Thursday, March 6, 2008

No Hope

Sadness hangs on my shoulders like a heavy coat.
How can this be happening?
I stare at the computer.
I find myself repeating tasks over and over, not cognisant of what I am doing.
Is there a God?
I want to scream. I want to call the authorities. I want to go out and march in protest.
But God doesn't pay much attention to picket lines.
The police can't arrest God.

I continue to look at pictures of Maya.
They may never have this joy.
At least not now.
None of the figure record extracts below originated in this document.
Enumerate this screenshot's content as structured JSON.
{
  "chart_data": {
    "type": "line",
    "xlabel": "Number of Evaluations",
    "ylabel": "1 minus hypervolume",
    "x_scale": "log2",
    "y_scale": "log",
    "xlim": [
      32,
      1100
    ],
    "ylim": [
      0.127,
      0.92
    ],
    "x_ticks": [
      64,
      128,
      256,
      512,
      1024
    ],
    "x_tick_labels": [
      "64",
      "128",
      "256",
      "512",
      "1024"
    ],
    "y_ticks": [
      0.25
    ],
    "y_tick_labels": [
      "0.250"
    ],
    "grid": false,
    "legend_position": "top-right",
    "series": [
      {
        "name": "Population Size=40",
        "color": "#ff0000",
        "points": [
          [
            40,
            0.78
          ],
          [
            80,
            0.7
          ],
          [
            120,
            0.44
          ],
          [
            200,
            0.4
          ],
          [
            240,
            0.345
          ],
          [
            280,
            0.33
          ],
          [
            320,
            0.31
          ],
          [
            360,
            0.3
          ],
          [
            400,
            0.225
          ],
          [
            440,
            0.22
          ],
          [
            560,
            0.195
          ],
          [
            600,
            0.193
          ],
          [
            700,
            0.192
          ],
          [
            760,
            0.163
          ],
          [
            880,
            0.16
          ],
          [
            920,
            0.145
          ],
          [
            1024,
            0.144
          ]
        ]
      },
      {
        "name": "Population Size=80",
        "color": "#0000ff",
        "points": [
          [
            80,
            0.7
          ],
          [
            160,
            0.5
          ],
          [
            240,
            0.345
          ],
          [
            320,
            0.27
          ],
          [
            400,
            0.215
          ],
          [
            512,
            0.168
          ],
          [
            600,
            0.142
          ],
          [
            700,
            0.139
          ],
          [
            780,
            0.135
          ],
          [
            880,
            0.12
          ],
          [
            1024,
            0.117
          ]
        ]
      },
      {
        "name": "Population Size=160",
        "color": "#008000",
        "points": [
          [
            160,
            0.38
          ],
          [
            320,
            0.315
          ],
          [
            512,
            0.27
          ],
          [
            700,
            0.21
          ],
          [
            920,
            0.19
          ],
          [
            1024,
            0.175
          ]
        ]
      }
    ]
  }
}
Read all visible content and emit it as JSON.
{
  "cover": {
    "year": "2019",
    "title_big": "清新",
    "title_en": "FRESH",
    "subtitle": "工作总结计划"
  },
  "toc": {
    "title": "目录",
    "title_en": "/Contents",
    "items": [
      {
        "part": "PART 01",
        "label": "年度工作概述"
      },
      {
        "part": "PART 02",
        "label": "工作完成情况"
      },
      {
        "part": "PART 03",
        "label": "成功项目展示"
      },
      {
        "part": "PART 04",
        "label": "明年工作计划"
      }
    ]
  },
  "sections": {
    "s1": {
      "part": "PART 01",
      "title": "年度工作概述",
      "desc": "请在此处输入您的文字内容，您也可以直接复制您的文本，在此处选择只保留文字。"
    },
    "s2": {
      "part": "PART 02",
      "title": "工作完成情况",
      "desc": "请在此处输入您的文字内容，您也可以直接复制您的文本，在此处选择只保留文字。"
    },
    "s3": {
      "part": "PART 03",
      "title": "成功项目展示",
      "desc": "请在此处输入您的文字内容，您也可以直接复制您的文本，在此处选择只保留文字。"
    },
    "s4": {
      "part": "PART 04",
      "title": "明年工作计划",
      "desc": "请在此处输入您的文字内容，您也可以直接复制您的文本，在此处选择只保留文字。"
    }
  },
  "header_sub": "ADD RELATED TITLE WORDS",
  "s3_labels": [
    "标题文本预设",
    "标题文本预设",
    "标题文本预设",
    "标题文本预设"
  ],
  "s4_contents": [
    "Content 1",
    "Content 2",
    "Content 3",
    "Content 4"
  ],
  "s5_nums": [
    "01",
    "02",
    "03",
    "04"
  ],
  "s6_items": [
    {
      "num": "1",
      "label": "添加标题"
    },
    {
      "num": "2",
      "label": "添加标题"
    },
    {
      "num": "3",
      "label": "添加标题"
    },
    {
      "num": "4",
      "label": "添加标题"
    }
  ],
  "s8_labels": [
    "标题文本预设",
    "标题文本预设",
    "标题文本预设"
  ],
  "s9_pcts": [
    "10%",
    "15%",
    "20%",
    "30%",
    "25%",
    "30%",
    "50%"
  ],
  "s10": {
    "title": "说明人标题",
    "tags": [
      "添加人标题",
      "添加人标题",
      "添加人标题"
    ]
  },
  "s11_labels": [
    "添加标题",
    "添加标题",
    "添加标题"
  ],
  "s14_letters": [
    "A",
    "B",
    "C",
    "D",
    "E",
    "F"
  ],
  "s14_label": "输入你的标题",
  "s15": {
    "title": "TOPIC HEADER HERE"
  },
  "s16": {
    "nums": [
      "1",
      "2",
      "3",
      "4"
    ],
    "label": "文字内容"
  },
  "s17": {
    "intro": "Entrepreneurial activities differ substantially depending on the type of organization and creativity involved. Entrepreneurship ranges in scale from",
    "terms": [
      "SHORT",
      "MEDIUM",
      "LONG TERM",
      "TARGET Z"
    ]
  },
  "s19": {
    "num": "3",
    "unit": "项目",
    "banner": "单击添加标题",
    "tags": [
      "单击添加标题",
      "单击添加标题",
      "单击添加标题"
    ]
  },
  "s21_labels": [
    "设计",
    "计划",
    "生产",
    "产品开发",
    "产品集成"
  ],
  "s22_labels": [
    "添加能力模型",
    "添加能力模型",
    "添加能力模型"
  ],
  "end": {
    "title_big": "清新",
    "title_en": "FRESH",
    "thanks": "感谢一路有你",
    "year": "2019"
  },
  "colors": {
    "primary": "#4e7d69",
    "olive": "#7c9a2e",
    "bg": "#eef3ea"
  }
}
And probably not for a very long time.
Pain and sadness will be part of our lives - will float in the air and sit heavy in our stomachs.
How can we say goodbye to a person we never knew?
Will we know him?
Where will his soul go?

So, God, if you're listening...

You got some splaining to do.

Are we just out here in this random universe hoping for the best in utter chaos?

I want answers, damnit.

I cry intermittently throughout the day. I just don't understand.
Can you heal him? Can a miracle happen? Can you grant them peace?
You better do something. Not that I can do anything - but I'll just be really mad at you. I already am. Why would you do this to someone? Why would you cause a child to suffer for no reason? Is there reason?
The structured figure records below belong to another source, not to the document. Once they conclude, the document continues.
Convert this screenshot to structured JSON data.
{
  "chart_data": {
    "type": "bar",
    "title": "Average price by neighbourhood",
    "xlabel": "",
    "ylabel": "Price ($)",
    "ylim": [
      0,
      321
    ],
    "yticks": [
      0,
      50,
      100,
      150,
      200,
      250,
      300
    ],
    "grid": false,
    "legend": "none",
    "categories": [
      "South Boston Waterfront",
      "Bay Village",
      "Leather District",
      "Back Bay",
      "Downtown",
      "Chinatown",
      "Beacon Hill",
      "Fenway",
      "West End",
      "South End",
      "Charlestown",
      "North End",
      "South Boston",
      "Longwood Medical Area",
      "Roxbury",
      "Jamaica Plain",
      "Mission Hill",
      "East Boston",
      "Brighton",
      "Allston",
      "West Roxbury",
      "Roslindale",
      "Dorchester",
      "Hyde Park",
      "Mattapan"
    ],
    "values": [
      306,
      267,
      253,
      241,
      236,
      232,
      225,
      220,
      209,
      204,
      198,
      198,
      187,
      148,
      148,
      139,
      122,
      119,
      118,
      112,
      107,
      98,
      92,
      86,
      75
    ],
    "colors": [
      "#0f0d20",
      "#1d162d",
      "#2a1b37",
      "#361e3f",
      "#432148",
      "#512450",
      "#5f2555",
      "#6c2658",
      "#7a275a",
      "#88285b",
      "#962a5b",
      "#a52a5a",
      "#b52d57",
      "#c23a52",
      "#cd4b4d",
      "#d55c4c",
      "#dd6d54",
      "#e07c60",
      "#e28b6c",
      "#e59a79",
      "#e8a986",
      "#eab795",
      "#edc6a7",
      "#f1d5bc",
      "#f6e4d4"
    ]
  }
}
Here's your big chance to show me you give a damn. Don't blow it. Please. I have no faith already - do you even care? No - I guess not. I'm just hanging on to the idea of faith. I'm hoping someone else can believe.

I believe in miracles.
I believe in miracles.
I believe in miracles.

Please. Please. Please. Please. Please.

1 comment:

Seven_Shades_of_Red said...

I don't know what has you so upset, but it is very evident that something is wrong. I hope you can find this faith you're in search of and find peace. God does things we don't always understand and that doesn't mean He hates you or anyone else. Good luck, sweetie!